This is a page that curates AI-related papers published worldwide. All content here is summarized using Google Gemini and operated on a non-profit basis. Copyright for each paper belongs to the authors and their institutions; please make sure to credit the source when sharing.
Hulk is the first multimodal human-centered generalization model capable of handling diverse human-centered perceptual tasks, including 2D and 3D vision, skeletal-based, and vision-language tasks.
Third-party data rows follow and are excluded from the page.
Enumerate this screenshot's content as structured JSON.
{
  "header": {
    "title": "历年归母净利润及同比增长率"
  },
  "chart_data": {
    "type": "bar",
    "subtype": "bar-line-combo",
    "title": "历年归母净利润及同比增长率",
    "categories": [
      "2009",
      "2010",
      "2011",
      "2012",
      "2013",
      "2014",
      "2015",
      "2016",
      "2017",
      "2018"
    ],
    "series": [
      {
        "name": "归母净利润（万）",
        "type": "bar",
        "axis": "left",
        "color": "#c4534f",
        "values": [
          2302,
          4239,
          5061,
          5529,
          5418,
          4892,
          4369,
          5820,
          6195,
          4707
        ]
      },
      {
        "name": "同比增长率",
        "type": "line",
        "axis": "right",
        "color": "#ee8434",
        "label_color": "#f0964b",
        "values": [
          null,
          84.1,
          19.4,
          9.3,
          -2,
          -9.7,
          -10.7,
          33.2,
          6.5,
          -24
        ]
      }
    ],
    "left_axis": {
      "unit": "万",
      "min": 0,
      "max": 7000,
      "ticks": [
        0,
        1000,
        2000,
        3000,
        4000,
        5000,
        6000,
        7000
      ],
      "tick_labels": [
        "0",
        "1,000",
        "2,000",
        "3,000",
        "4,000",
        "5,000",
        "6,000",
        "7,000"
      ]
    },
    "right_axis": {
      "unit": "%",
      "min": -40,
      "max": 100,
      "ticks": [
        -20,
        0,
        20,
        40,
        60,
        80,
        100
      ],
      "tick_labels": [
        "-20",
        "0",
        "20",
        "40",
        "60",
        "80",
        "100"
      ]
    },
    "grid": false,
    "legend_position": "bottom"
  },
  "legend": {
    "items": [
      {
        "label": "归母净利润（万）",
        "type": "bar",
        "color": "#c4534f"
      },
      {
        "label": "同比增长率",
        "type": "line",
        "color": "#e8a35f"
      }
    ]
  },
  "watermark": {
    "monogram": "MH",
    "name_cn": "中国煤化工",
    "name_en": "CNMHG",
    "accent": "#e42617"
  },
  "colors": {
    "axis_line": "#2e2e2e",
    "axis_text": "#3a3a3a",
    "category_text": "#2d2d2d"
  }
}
Existing human-centered models have limitations, such as their inability to handle 3D and vision-language tasks and the need for task-specific fine-tuning. To address these challenges, Hulk integrates diverse task-specific heads into two general heads: one for discrete representations (e.g., language) and one for continuous representations (e.g., coordinates). This unified representation allows Hulk to handle diverse human-centered tasks with modality transformation and integrate knowledge across a wide range of tasks. A comprehensive evaluation on 12 benchmarks covering eight human-centered tasks demonstrates the superiority of the proposed method, achieving state-of-the-art performance on 11 benchmarks. The code is available at https://github.com/OpenGVLab/Hulk .
We present the first multi-modality model capable of handling diverse human-centric perception tasks (2D/3D vision, skeleton-based, and vision-language) without task-specific fine-tuning.
◦
Unified representation through two common heads enables knowledge integration and modality conversion across various tasks.
◦
Achieved state-of-the-art performance in 11 out of 12 benchmarks.
◦
Expanding research and increasing usability through open source disclosure.
•
Limitations:
◦
Generalization performance verification is needed for tasks other than the currently presented benchmarks.
◦
Further analysis of the model's size and computational cost is needed.
◦
Further research is needed to optimize performance for specific tasks.